NSSF risks losing Sh1b with collapsed broker

Mr Alex Kazongo, NSSF Managing Trustee (left) and Mrs Stella Kilonzo, Capital Markets Authority CEO (right)

Pension savers were on Tuesday headed for a big blow as the capital markets regulator unveiled its plan to wind up Discount Securities, a collapsed stockbroker with which the National Social Security Fund (NSSF) had invested billions of shillings.

NSSF, the public pensions service provider, could get as little as Sh50,000 out of the Sh1.2 billion it had put in the hands of Discount Securities according to the investor compensation plan that the Capital Markets Authority (CMA) released.

The revelation casts a dark cloud over NSSF’s earnings outlook.

CMA said it would use the Investor Compensation Fund to cut the losses of retail investors who had bought shares at the securities exchange through the collapsed broker up to the statutory limit of Sh50,000.

Stella Kilonzo, the CMA chief executive, said the compensation, which starts this month, will be done in phases. “Investors will be paid a maximum of Sh10,000 in the first phase that starts on February 8 (today) with the balance payable in the second phase to be announced later,” she said.

Though it may help restore the confidence of thousands of retail investors in the stock market, the low level of compensation sets up big investors such as the NSSF for big losses with far-reaching consequences on the social scene.

“The poor state of the market is partly linked to low retail investor participation but what is important is the regulator taking preemptive steps to stop this from happening again,” said Fred Mburu, the chief executive officer Apollo Asset Management Company.

NSSF’s managing trustee Alex Kazongo told the Business Daily that the fund had submitted compensation claims running into the billions but was expecting very little from the fund.

“We have put in claims of approximately Sh1.2 billion at cost and Sh2 billion at market value but payments can only be within CMA limits,” he said in a telephone interview.

NSSF is just one of the investors that took a hit when the CMA placed an insolvent Discount Securities under statutory management in 2009.

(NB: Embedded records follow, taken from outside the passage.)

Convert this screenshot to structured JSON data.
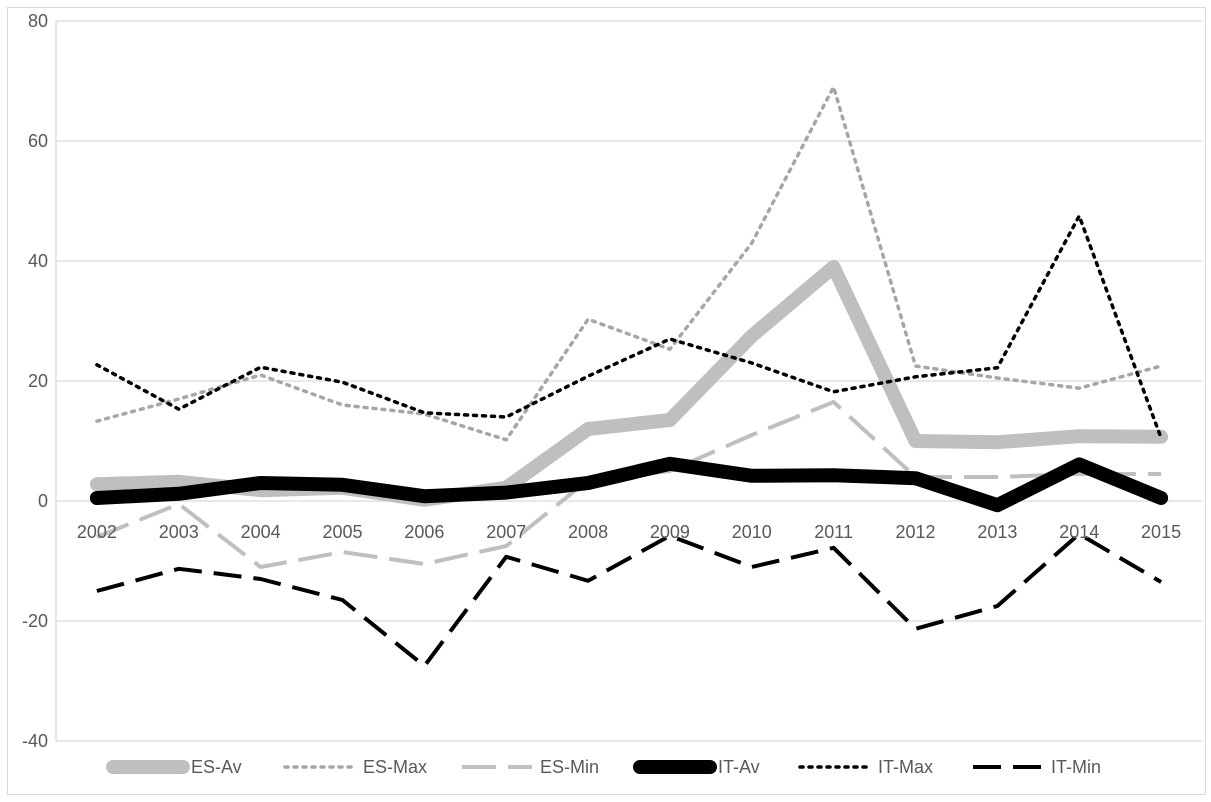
{
  "chart_data": {
    "type": "line",
    "title": "",
    "xlabel": "",
    "ylabel": "",
    "categories": [
      "2002",
      "2003",
      "2004",
      "2005",
      "2006",
      "2007",
      "2008",
      "2009",
      "2010",
      "2011",
      "2012",
      "2013",
      "2014",
      "2015"
    ],
    "ylim": [
      -40,
      80
    ],
    "yticks": [
      "-40",
      "-20",
      "0",
      "20",
      "40",
      "60",
      "80"
    ],
    "grid": "horizontal",
    "legend_position": "bottom",
    "series": [
      {
        "name": "ES-Av",
        "color": "#bfbfbf",
        "style": "thick-solid",
        "values": [
          2.8,
          3.2,
          1.8,
          2.2,
          0.2,
          2.2,
          12,
          13.5,
          27.5,
          39,
          10,
          9.8,
          10.8,
          10.7
        ]
      },
      {
        "name": "ES-Max",
        "color": "#a6a6a6",
        "style": "dotted",
        "values": [
          13.3,
          17,
          21,
          16,
          14.5,
          10.2,
          30.3,
          25.3,
          43,
          69,
          22.5,
          20.5,
          18.8,
          22.5
        ]
      },
      {
        "name": "ES-Min",
        "color": "#bfbfbf",
        "style": "long-dash",
        "values": [
          -6,
          -0.5,
          -11,
          -8.5,
          -10.5,
          -7.5,
          3.5,
          5,
          11,
          16.5,
          4,
          4,
          4.5,
          4.5
        ]
      },
      {
        "name": "IT-Av",
        "color": "#000000",
        "style": "thick-solid",
        "values": [
          0.5,
          1.2,
          3,
          2.7,
          0.8,
          1.4,
          3,
          6.2,
          4.2,
          4.3,
          3.8,
          -0.7,
          6.1,
          0.5
        ]
      },
      {
        "name": "IT-Max",
        "color": "#000000",
        "style": "dotted",
        "values": [
          22.7,
          15.3,
          22.3,
          19.8,
          14.7,
          14,
          20.8,
          27,
          23,
          18.2,
          20.7,
          22.2,
          47.5,
          10.5
        ]
      },
      {
        "name": "IT-Min",
        "color": "#000000",
        "style": "dash",
        "values": [
          -15,
          -11.3,
          -13,
          -16.5,
          -27.5,
          -9.3,
          -13.3,
          -5.8,
          -11,
          -7.8,
          -21.3,
          -17.5,
          -5.5,
          -13.5
        ]
      }
    ]
  }
}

The broker has since been found to have had serious corporate governance and liquidity problems before the regulator moved in.

Discount’s collapse in 2009 only deepened a stock market confidence crisis that began with the insolvency of Francis Thuo and Partners in 2007 and Nyaga Stockbrokers in 2008.

Its fall came at the height of a prolonged market dip in the wake of the 2008 post-election turmoil and global economic crisis that further dented investor confidence in the Nairobi bourse.

CMA appointed a statutory manager to run Discount Securities when it had an estimated 100,000 clients, whose shares had allegedly been sold without their knowledge.
The corporate governance crisis at Discount was found to have been so deep that it had no certificates for shares it bought on behalf of the NSSF in a five-year period beginning 2004.

Stock market analysts yesterday said the decision to compensate investors though small compared to the loss incurred was critical to the survival of the securities market as it sends a strong message that the small investors have somebody watching their backs.

“No investor compensation fund is ever adequate. It is just like the deposit protection fund which compensates up to Sh100,000 and it is there to settle the claims mainly of small investors,” said Job Kihumba, the executive director at Standard Investment Bank.

Mr Kihumba, also the chairman of the Centre for Corporate Governance, said the series of stockbroker collapses had awakened the market regulator to the risk that lies in the weak management structures that existed in some stockbrokers and investment banks.

Investment banks are now required to have a minimum core capital of Sh250 million while stockbrokers are required to maintain at least Sh50 million to remain in business.

The CMA has moved further to rollout a risk-based surveillance plan for all market intermediaries — a move that saw 2011 pass without the collapse of a stockbroker.

Mr Kihumba said that other measures such as proposals to increase amounts being remitted to the ICF would have negative effects, including rising the cost of business to investors and intermediaries.

“What needs to be done is to minimise the risk of collapse because once the loss has set in, it is very difficult to compensate,” he said.
According to him, big investors are expected to conduct adequate background checks on brokers before investing billions with them.

Last year, thousands of investors who lost money through Nyaga Stockbrokers received a total of Sh281 million from the ICF.

CMA said it had paid 90 per cent of the 27,000 investors who had lost money with the collapsed firm.

CMA’s annual report for the period ended June 2010 indicated that those who made genuine claims had been compensated up to the legal limit of Sh50,000.

The payments cut the ICF’s pool of funds by almost half to Sh193 million from the Sh424 million it had accumulated by June, 2009.
The fund still has to pay Sh11.4 million related to claims by other investors.

ICF draws its money from the 0.01 percentage charge on the sale or purchase of shares at the Nairobi Securities Exchange, interest accruing on funds received from subscribers to public issues, financial penalties for non-compliance with CMA rules and interest earned from investments.